Bloomberg continues its coverage of Castlestone’s new art fund:
As long as the value of money falls, the value of real assets will rise,” says founder and joint chief executive officer Angus Murray, 39. “Art to me is exactly the same asset as gold bullion.”
“The two assets are running in parallel,” says the Australian-born Murray, who wears an open-necked white shirt with his suit trousers. “The devaluation of money is affecting both.”
The global economy is in its worst slump since World War II, and will shrink 1.3 percent this year, according to the International Monetary Fund. The U.S. has introduced a $787 billion stimulus package to combat recession.

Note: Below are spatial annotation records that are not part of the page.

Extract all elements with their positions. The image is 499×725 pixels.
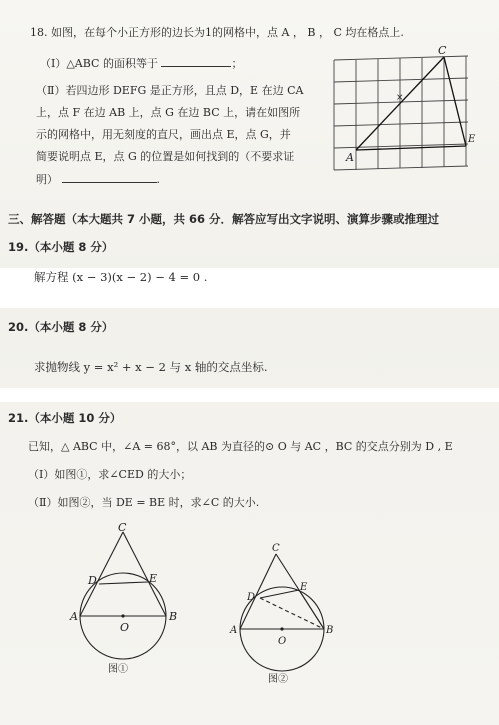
q21-title: 21.（本小题 10 分） <box>8 411 122 425</box>
fig2-label-e: E <box>300 582 308 593</box>
q18-part2-line: 简要说明点 E，点 G 的位置是如何找到的（不要求证 <box>36 150 295 163</box>
fig1-label-c: C <box>118 521 127 534</box>
fig2-label-a: A <box>230 625 238 636</box>
grid-figure <box>320 40 480 190</box>
q18-part1 <box>40 56 242 71</box>
answer-blank[interactable] <box>161 56 231 67</box>
center-dot <box>280 627 283 630</box>
q18-part1-end: ； <box>231 57 243 70</box>
point-c-label: C <box>438 44 447 57</box>
side-ac <box>240 554 276 629</box>
point-a-label: A <box>346 151 354 164</box>
q18-part2-text: 明） <box>36 173 58 186</box>
q18-part2-line: 上，点 F 在边 AB 上，点 G 在边 BC 上，请在如图所 <box>36 106 301 119</box>
section-heading: 三、解答题（本大题共 7 小题，共 66 分．解答应写出文字说明、演算步骤或推理过 <box>8 212 440 226</box>
q20-text: 求抛物线 y = x² + x − 2 与 x 轴的交点坐标. <box>34 360 268 374</box>
blank-strip <box>0 388 499 402</box>
q18-part1-text: （Ⅰ）△ABC 的面积等于 <box>40 57 158 70</box>
q18-part2-end: . <box>156 173 160 186</box>
triangle-abc <box>356 57 466 150</box>
fig2-caption: 图② <box>268 674 288 685</box>
fig2-label-c: C <box>272 543 280 554</box>
fig2-label-b: B <box>326 625 334 636</box>
answer-blank[interactable] <box>62 172 157 183</box>
q19-text: 解方程 (x − 3)(x − 2) − 4 = 0 . <box>34 270 208 284</box>
cross-mark: × <box>396 93 404 103</box>
point-e-label: E <box>468 134 476 145</box>
q21-part2: （Ⅱ）如图②，当 DE = BE 时，求∠C 的大小. <box>28 496 260 509</box>
q21-part1: （Ⅰ）如图①，求∠CED 的大小； <box>28 468 192 481</box>
figure-2 <box>228 540 338 690</box>
fig1-label-e: E <box>149 572 158 585</box>
center-dot <box>121 614 124 617</box>
fig1-caption: 图① <box>108 664 128 675</box>
q18-part2-line: 示的网格中，用无刻度的直尺，画出点 E，点 G，并 <box>36 128 291 141</box>
segment-de <box>260 590 299 598</box>
segment-de <box>99 582 148 584</box>
q21-line1: 已知，△ ABC 中，∠A = 68°，以 AB 为直径的⊙ O 与 AC ，BC 的交点分别为 D , E <box>28 440 453 453</box>
fig1-label-a: A <box>70 610 78 623</box>
q18-part2-line5 <box>36 172 160 187</box>
fig1-label-o: O <box>120 621 130 634</box>
fig2-label-o: O <box>278 636 287 647</box>
fig2-label-d: D <box>247 592 256 603</box>
q18-part2-line: （Ⅱ）若四边形 DEFG 是正方形，且点 D，E 在边 CA <box>36 84 304 97</box>
fig1-label-d: D <box>88 574 97 587</box>
figure-1 <box>68 520 198 680</box>
q20-title: 20.（本小题 8 分） <box>8 320 114 334</box>
q19-title: 19.（本小题 8 分） <box>8 240 114 254</box>
q18-stem: 18. 如图，在每个小正方形的边长为1的网格中，点 A ， B ， C 均在格点上. <box>30 26 404 39</box>
fig1-label-b: B <box>169 610 178 623</box>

Murray pulls out a sheaf of graphs showing how gold has tripled in price this decade. Art, too, is an “irreplaceable, unleveraged, real asset.” As the value of money erodes, art will appreciate over the fund’s eight-year life, says Murray.
Castlestone has bought $16 million worth of art and plans to spend another $9 million by the end of September to create a diversified portfolio of about 26 artists. They include Jean- Michel Basquiat, Lucio Fontana, Willem de Kooning and Alexander Calder. The priciest work so far is a Basquiat that cost $1.2 million. Another $885,000 was spent on a De Kooning.

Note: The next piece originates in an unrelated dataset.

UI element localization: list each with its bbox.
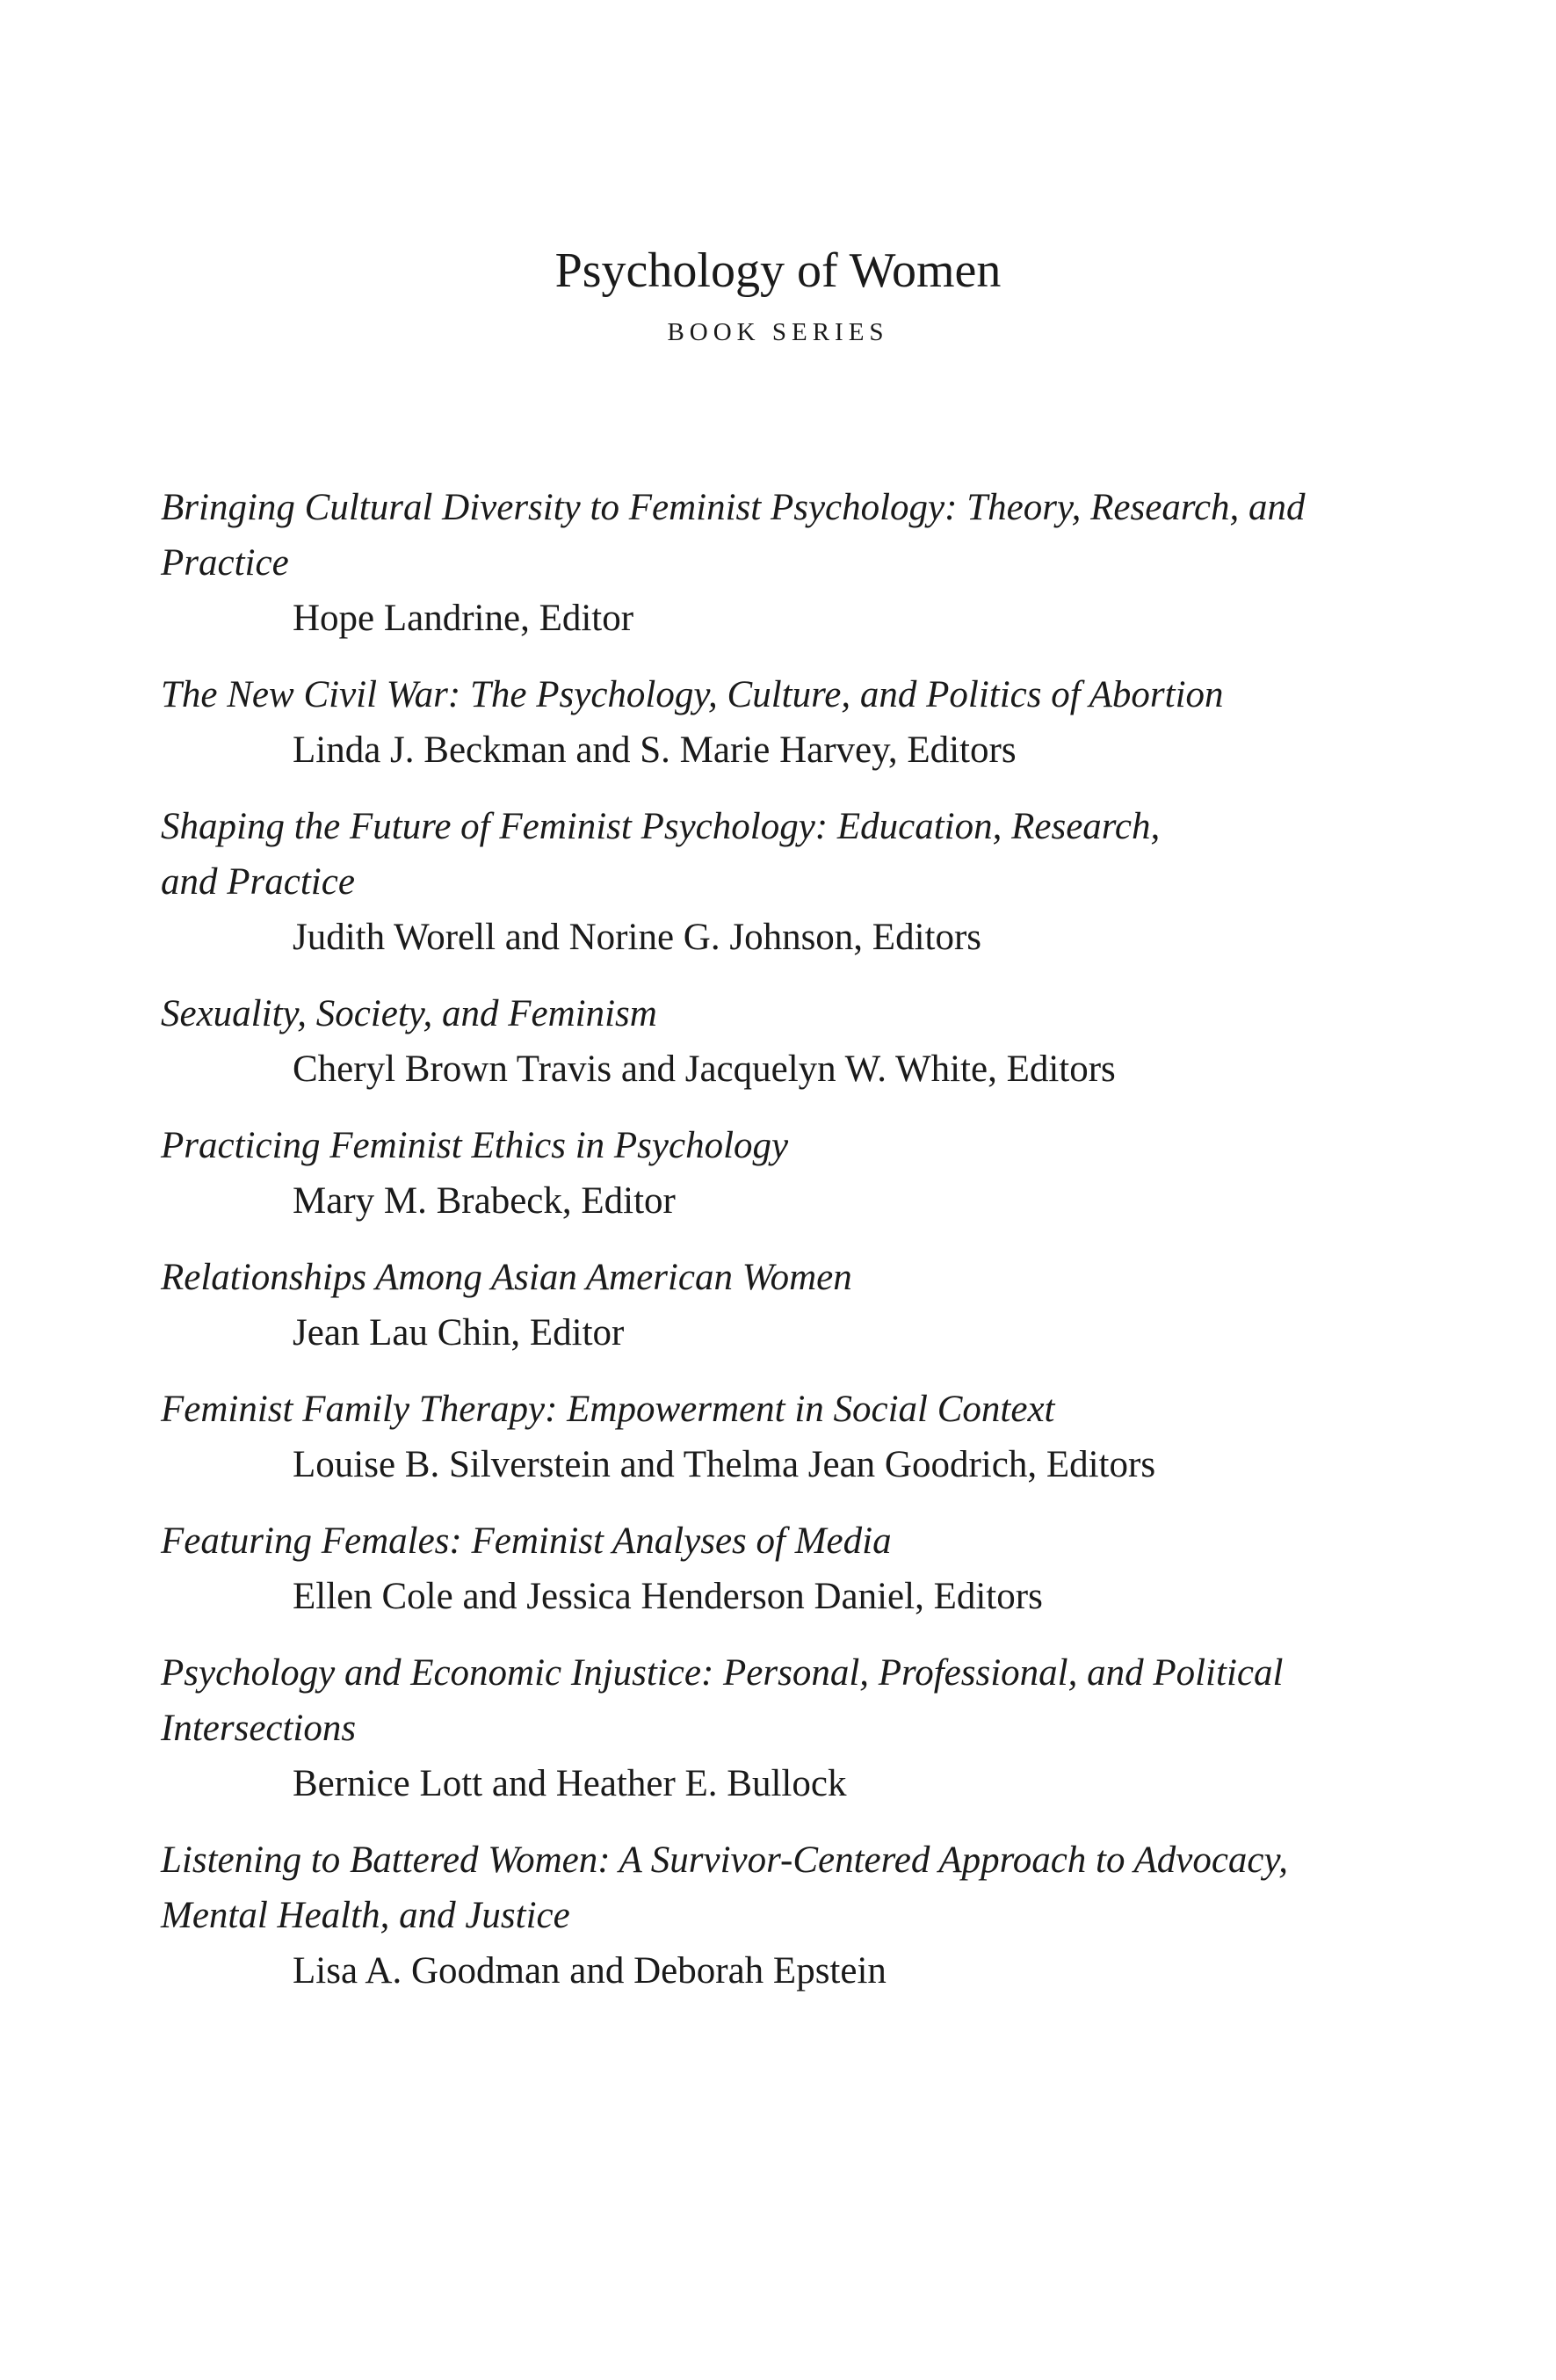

The portfolio also has a Damien Hirst butterfly painting, bought after Hirst said he would stop making them, and a Richard Prince “Nurse” painting. Otherwise, says Murray, active contemporary artists are avoided, as their work is “replaceable.”
The big question with Castlestone’s portfolio is whether Murray bought an $8 million Prince “nurse” painting, a $5 million “nurse” or a $3 million “nurse.” The rest of the story suggests Murray’s “nurse” painting was at the lower end of the range:
Art already bought by Castlestone for the fund has shed a third of its value, says Murray. “I had a house, it went down in value too, but I’m not going to change my view on that,” he shrugs, saying this makes it a good time to enter the market. Prices of contemporary art at auction have fallen 30 percent to 50 percent in the last six months.
The London-based Fine Art Fund Group gives equal weighting to Old Masters; Impressionist and modern art; and contemporary art. It has lost 20 percent to 30 percent of its value in the last year, and now manages around $100 million, according to Chief Executive Philip Hoffman. Until the end of 2007, the fund had an average annualized return of 23 percent, says Hoffman.
This year is a “bad time” for selling, “but acquiring art is unbelievably attractive,” says Hoffman. At the same time, he says new funds lack a track record: “Art is a dangerous thing if you don’t know what you’re doing.”